Through the small crack in the door that separated us from the rest of the visitors—the non-famous ones who didn’t have a bunch of paps on their backs—I spied several heads turning. Curiosity lined their features.

“I don’t know,” I muttered, stretching my legs out in front of me. Somehow, I’d managed to grab a pair of sneakers when I was leaving my place and now they were all dirty and covered in soot inside and out since my socks had taken a beating. “In some fucking tunnel with light, deciding what he wants to do.”

Shanice gave me a stare that could only be described as murderous. “Fuck you, Dante.”

“Nice to see you too, darlin’.” I rearranged my lips into a sinister smile.

The door was closed now, leaving only the two of us to face off.

The room was cold and smelled like sanitizer and I didn’t like how my memories of those first few days after the stroke were currently crowding my mind and pushing positive thoughts to the very back.

Shanice attacked one of the nurses and demanded to see a doctor. One showed up several minutes later with the news that was neither good nor bad.

Malik was unconscious but stable.

“When can we see him?” I asked, still not quite believing he was out of the woods. I needed proof of life. I needed him in front of me, breathing.

“Not yet,” the doctor said firmly, then told us to wait.

We settled across from each other. Shanice pulled out her phone and started making calls to her manager and the publicity team, and that was when the real weight of the ramifications Malik’s stunt had caused finally bore down on me.

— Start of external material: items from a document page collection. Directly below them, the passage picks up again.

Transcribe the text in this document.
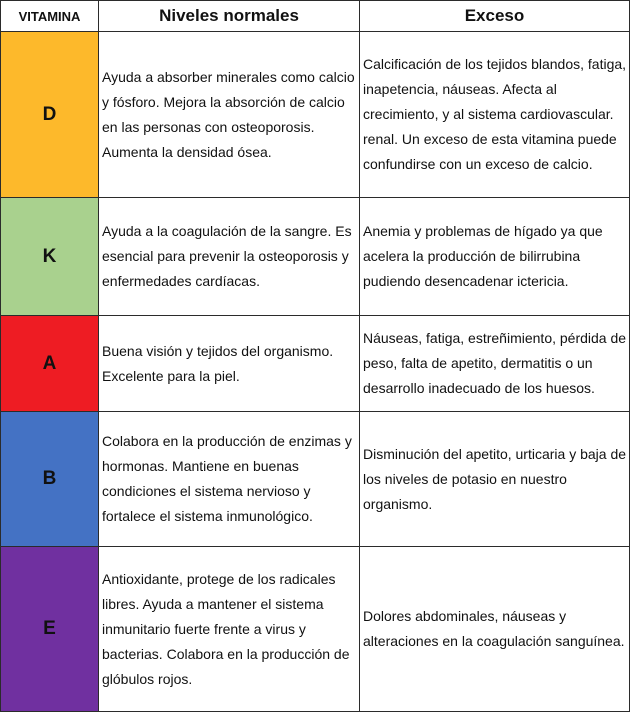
VITAMINA	Niveles normales	Exceso
D	Ayuda a absorber minerales como calcio y fósforo. Mejora la absorción de calcio en las personas con osteoporosis. Aumenta la densidad ósea.	Calcificación de los tejidos blandos, fatiga, inapetencia, náuseas. Afecta al crecimiento, y al sistema cardiovascular. renal. Un exceso de esta vitamina puede confundirse con un exceso de calcio.
K	Ayuda a la coagulación de la sangre. Es esencial para prevenir la osteoporosis y enfermedades cardíacas.	Anemia y problemas de hígado ya que acelera la producción de bilirrubina pudiendo desencadenar ictericia.
A	Buena visión y tejidos del organismo. Excelente para la piel.	Náuseas, fatiga, estreñimiento, pérdida de peso, falta de apetito, dermatitis o un desarrollo inadecuado de los huesos.
B	Colabora en la producción de enzimas y hormonas. Mantiene en buenas condiciones el sistema nervioso y fortalece el sistema inmunológico.	Disminución del apetito, urticaria y baja de los niveles de potasio en nuestro organismo.
E	Antioxidante, protege de los radicales libres. Ayuda a mantener el sistema inmunitario fuerte frente a virus y bacterias. Colabora en la producción de glóbulos rojos.	Dolores abdominales, náuseas y alteraciones en la coagulación sanguínea.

I’d fucked up Camille’s day.

I’d fucked up everything.

Sucking in a deep, ragged breath through my teeth, I closed my eyes and rested my face in the cradle of my palms, wanting to be in the darkness, wanting to be somewhere else far away, anywhere but here.

“Do you need me to get you the nurse too?” Shanice said, the words bouncing off the tiled walls and fading into the silence of the room we were sharing.

I pulled my index and middle finger apart and looked through the whole in my palm. Shanice was staring at me, phone on the chair next to her. I realized she was no longer talking to her publicity team and the question had been addressed to me.

“I’m fine,” I rasped out and dropped my hands into my lap.

“You look like shit.”

“You would too if you’d found your friend passed out and full of drugs in your fucking pool house.”

She shifted, swung one leg over the other, then looked up at the ceiling and back at me. “Look, I’m sorry I didn’t return your calls, but I didn’t know he was this bad.”

“Wow, is that an apology I hear?”

Shanice tilted her head to the side, her gaze turning viperish again. “Don’t antagonize me, Dante. I understand the situation calls for a truce, but I never liked you as a person and I never liked you as his friend.”

“Old news, darlin’. No one likes me. I’m not a cuddly guy.” It didn’t sound as flippant as I intended it to sound. It sounded bitter and angry.

“You know why?” She leaned forward, her elbow sliding across her thigh and to her knee. “Because you don’t make it easy.”

“I’m not some second-grade math problem.”

“Well, you don’t have to be a post-grad school equation either. Most people don’t get those.”

“I don’t need most people to get me.”I just need one.